Cada vez que visito una caleta, una playa desierta, un lugar escondido, pienso –como muchos– en la posibilidad de quedarme a vivir ahí, anónimamente, lejos de ese mundo de tercera categoría que me persigue y define. Los lugares más tentadores son como Rottnest Island, frente a la costa de Perth en Australia Occidental, un paraíso cercano a las comodidades y suministros de la ciudad.
Los plutócratas rusos prefieren esconderse en sus palacios kitsch, construidos a medida en la Costa del Sol. Pero el mundo está lleno de lugares más civilizados que no aparecen en televisión. Si fuésemos fugitivos, nos escaparíamos a una pequeña ciudad de Europa Central. Un lugar lejos de los folletos turísticos, opulento y simple a la vez. Un lugar que nadie sabe que existe y sin embargo tiene cines, supermercados, trenes, bares; en fin, las comodidades a las que uno no debería renunciar durante la huída.
Hay una razón de porqué Suiza es Suiza: Mitteleuropa es el lugar para desaparecer. Sus habitantes han hecho de la discreción su principal industria.

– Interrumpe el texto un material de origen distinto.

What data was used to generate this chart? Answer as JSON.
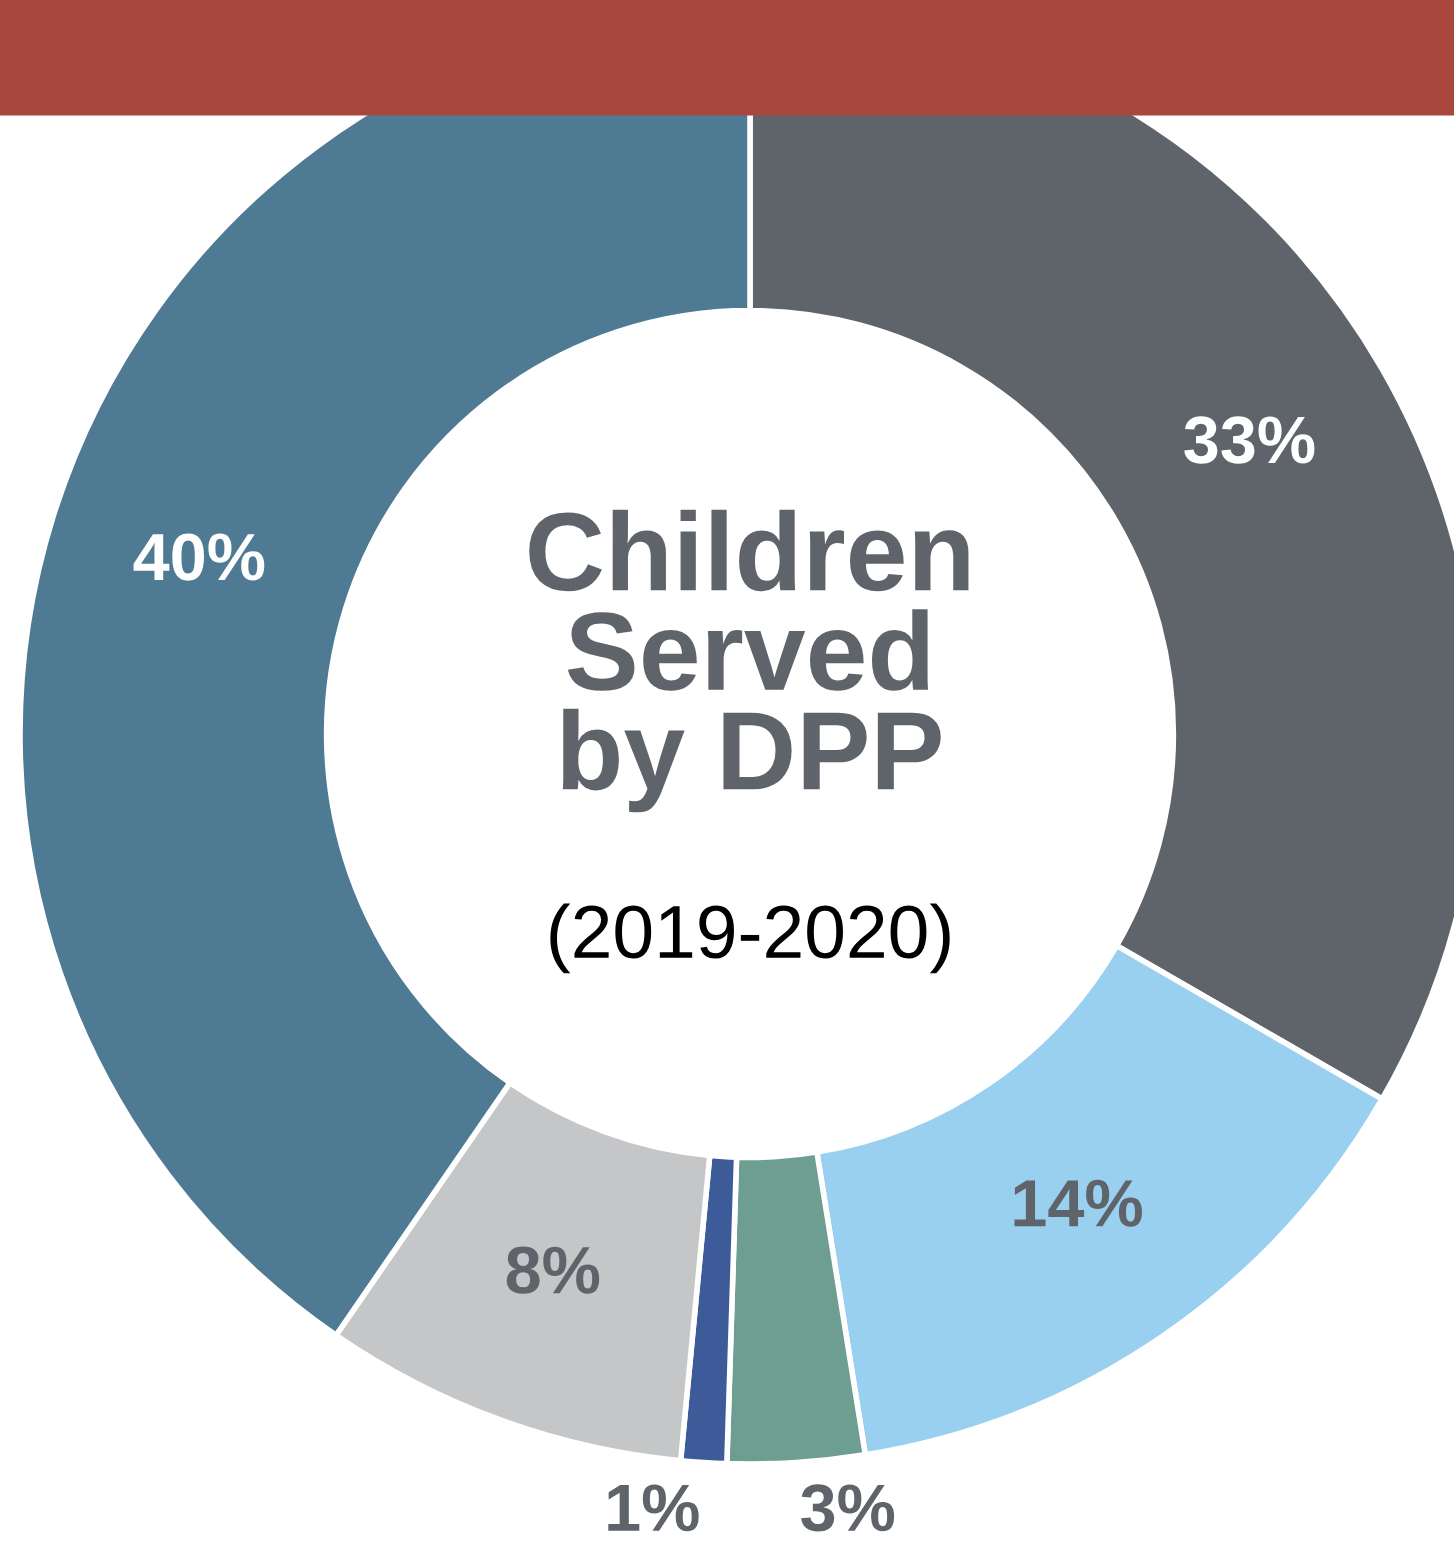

Elegiría una calle arbolada, una… grünen? gesäumte straße? en Biel, Linz, Heidelberg, Landsberg am Lech o cualquier otra pequeña ciudad bautizada por su río. Allí, lejos del largo brazo de la memoria, diluiría mis culpas entre contadores, filatelistas, bromatólgos, poetas y criminales anónimos.
Mi único problema sería controlar esta añoranza de mar.